When Believers come together in prayer there is, or ought to be, a humility that welds our hearts together. We are broken, heartbroken, and forgiven. And that is certainly an underlying factor in the book of Acts and the whole Bible. However there is no specific reference to it in this prayer. You can, I suppose, sense it in the tone, but I do not believe it is in the words of this prayer.
The Holy Spirit also uses the opposition of the world to bind Believers together in prayer. This prayer is a prime example of that. Peter and John have just returned from the Sanhedrin having been beaten within an inch of their lives and warned never to speak the name of Jesus again in public. It is from this platform that this prayer burst forth from the hearts of the Believers. But while this was certainly a factor in their unity on that day, something else is primary as the people raise their voices together in prayer.
Note the words of this prayer beginning with verse 24.
“Sovereign Lord, you made the heavens and the earth and the sea, and everything in them.”

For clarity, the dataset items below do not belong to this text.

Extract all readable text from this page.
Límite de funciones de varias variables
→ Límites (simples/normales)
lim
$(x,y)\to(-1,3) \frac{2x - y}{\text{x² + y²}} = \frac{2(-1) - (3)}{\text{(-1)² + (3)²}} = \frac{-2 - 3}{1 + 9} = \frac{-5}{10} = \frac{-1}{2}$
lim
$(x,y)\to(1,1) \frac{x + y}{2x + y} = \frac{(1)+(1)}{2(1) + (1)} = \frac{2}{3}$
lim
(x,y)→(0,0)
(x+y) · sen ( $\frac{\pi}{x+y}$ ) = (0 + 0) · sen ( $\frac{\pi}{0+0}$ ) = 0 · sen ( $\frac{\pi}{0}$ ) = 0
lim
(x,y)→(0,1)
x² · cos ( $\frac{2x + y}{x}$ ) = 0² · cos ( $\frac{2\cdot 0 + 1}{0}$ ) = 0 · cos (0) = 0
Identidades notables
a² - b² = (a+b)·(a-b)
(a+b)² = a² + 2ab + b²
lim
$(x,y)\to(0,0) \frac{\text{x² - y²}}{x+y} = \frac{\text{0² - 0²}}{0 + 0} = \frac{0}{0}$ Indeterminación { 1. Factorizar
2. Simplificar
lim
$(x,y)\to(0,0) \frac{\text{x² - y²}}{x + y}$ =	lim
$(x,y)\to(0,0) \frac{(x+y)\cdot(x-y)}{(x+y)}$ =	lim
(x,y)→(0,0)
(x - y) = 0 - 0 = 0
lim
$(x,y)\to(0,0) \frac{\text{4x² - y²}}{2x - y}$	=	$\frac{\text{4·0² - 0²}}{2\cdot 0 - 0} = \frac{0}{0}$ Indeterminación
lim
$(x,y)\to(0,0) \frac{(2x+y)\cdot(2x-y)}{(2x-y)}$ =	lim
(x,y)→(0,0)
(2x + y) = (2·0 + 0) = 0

The primary words that bound the church miraculously together on that day we're a triumph of praise. The people were bound together by the greatness and majesty of God our Savior and our Lord Jesus Christ.
I was recently in a prayer meeting that began with praise. The first two three people praised God. The next man chafed at beginning with praise. He was upset over things he had seen on the news that morning. He said, “I live alone and I don't have anyone to talk to but my dog. I've got to share this grief, and we've got to pray about these things.” As he shared the unity of the prayer meeting was diluted. The primary focus of prayer needs be God. When we start with our heart aches, fears, or the trials we face, we focus on ourselves.
Focusing on the greatness of God strengthens our faith. Praising God together strenghthens one another’s faith. Then when we come to pray for heartaches, we face them in confidence in the greatness of our God to handle them. Praise brings us into a powerful unity of faith encouraging one another to trust in God.